My normal shift for canvassing is from 3 to 6 on Saturday afternoon. On this Saturday the back-to-back events did not end until about 4:30 in Covington, so Maddie and the other local organizers decided to stay at the new headquarters there until 9 pm, giving us canvassers plenty of time in which to cover the ground we were assigned for the day. I was assigned this time to Dayton, immediately upriver from Bellevue, the river town in which I live. I worked from 4:30 to 7:30 on a beautiful fall afternoon on which many people were home, sometimes out on their porch, and generally welcoming to my visit. At this point we are targeting voters thought to be undecided, but I found a majority of those who answered the door to be either for Grimes or against McConnell, sometimes strongly both. These ranged from a young eighteen-year-old high-school graduate who will be voting for the first time to an octogenarian surrounded by two younger generations on the porch. Many of those I spoke to filled out our “Commit to Vote” card and one took the extra yard sign I had in the trunk. This will indeed be a “Grand Contested Election” like the one Ishmael alludes to in the opening chapter of Moby-Dick. It feels good the be playing even a small part in it.

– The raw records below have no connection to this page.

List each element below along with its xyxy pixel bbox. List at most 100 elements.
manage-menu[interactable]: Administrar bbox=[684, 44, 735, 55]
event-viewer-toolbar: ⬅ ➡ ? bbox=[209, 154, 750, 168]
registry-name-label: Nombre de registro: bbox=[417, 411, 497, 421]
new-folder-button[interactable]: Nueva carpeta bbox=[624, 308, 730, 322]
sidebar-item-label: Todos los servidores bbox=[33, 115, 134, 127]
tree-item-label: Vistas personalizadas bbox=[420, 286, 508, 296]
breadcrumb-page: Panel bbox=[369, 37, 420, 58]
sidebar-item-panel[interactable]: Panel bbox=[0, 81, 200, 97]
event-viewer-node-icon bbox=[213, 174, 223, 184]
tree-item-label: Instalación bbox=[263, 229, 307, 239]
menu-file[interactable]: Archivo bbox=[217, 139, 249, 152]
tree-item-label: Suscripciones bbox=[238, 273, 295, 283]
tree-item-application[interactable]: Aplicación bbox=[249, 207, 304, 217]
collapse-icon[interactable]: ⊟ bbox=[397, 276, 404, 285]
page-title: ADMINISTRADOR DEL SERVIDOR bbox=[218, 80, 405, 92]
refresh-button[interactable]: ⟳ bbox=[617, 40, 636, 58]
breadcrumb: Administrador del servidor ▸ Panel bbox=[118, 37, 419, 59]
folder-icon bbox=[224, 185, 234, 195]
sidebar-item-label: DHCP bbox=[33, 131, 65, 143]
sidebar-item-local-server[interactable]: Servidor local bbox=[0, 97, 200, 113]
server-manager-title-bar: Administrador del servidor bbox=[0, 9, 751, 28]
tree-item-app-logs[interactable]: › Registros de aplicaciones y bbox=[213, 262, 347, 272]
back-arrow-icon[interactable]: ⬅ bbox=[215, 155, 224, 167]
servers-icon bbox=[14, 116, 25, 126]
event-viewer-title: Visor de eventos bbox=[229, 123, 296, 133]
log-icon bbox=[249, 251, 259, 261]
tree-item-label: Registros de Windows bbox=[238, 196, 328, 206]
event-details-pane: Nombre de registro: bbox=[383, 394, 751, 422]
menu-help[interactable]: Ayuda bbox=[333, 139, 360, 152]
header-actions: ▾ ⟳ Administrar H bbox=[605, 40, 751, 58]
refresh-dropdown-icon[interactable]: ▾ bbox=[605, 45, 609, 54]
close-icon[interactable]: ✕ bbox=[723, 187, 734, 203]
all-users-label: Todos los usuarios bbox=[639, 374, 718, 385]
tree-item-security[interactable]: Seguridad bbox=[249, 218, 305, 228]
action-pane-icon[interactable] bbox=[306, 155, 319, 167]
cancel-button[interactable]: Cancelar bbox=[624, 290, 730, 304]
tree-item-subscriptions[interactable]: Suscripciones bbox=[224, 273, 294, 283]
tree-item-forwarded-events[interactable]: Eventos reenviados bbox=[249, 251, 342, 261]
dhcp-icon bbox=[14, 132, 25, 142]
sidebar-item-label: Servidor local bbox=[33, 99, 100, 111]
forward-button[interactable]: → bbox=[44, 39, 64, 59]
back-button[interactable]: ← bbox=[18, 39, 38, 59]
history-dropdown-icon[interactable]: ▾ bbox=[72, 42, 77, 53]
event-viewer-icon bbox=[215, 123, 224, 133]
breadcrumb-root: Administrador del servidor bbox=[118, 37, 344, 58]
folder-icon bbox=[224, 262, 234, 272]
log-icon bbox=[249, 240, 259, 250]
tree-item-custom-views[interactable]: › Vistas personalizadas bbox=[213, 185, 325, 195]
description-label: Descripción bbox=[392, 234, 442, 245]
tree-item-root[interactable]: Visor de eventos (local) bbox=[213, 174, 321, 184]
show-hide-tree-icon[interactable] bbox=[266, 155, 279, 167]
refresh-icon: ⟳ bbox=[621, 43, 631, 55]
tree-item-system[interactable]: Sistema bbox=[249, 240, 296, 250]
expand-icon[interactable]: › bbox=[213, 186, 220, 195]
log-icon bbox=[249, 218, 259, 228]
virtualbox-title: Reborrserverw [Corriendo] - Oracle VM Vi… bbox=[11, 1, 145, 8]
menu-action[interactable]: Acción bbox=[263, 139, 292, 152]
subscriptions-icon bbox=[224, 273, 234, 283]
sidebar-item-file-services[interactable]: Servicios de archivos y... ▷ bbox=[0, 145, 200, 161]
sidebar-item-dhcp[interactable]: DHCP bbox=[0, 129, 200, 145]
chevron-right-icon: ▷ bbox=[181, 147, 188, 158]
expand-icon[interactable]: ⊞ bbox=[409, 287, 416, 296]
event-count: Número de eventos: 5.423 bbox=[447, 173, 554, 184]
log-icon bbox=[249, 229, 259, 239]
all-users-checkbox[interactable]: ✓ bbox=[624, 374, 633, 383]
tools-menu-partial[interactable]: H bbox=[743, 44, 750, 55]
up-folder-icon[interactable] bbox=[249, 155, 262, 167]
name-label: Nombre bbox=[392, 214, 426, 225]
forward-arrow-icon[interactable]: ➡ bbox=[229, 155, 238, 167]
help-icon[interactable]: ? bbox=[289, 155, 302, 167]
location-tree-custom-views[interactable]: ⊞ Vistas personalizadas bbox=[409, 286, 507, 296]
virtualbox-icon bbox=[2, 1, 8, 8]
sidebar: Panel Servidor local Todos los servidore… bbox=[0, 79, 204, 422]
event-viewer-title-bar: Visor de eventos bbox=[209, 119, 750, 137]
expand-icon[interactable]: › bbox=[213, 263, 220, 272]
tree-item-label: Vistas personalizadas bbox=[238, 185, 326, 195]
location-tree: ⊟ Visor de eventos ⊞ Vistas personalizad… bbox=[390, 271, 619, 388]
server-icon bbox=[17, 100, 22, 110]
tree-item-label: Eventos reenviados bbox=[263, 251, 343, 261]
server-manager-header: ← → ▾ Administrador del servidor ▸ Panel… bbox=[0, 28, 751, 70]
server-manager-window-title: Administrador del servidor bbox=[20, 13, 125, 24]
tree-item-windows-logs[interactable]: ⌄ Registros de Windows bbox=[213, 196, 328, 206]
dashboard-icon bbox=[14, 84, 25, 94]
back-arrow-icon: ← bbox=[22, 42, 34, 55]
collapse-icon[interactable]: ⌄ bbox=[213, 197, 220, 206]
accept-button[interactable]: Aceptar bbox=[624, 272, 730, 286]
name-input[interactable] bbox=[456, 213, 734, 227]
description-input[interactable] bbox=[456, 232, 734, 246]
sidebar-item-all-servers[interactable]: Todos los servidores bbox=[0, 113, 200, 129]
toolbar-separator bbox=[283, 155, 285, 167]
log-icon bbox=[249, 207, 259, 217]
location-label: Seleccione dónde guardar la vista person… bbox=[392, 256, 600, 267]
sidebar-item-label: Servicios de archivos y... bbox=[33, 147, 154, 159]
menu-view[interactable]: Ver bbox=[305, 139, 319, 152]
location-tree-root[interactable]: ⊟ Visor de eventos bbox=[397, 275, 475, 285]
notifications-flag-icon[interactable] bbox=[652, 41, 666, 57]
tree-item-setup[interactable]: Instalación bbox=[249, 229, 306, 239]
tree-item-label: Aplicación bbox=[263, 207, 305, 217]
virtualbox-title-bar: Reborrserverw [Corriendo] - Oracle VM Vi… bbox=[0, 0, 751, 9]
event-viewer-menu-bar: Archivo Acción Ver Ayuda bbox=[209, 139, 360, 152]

Because the Grimes organizers would be in Covington until 9, I gave myself the pleasure when I was done canvassing of driving upriver from Dayton to the Riverside Marina for dinner. This restaurant is on a barge that moves easily up and down in response to the wakes from boats and barges passing by. In the shade as the sun was setting behind the high bank at this turn of the river, I could enjoy the chill of the oncoming autumn night as an antidote to moments of almost fevered excitement during the day. Just as I was about to pay the bill for my fish Hoagie and fries, the B&B riverboat floated silently upstream, its night lights just turned on in advance of the dusk, a magical grace note to an exciting day.
When I brought my packet back to the Covington headquarters shortly before 9, Maddie and her colleagues were indeed still at work. Before Alison had climbed into her black SUV for the next campaign stop in the afternoon, she had answered a long series of probing questions from a local reporter, protected by a serious security person who probably wondered who this guy with a camera was hanging around to take pictures. Actually, the crowds had been so tight all day, this had been my first chance to get a photo of her standing tall in those leather boots. I hope in November we can welcome her back for a victory party.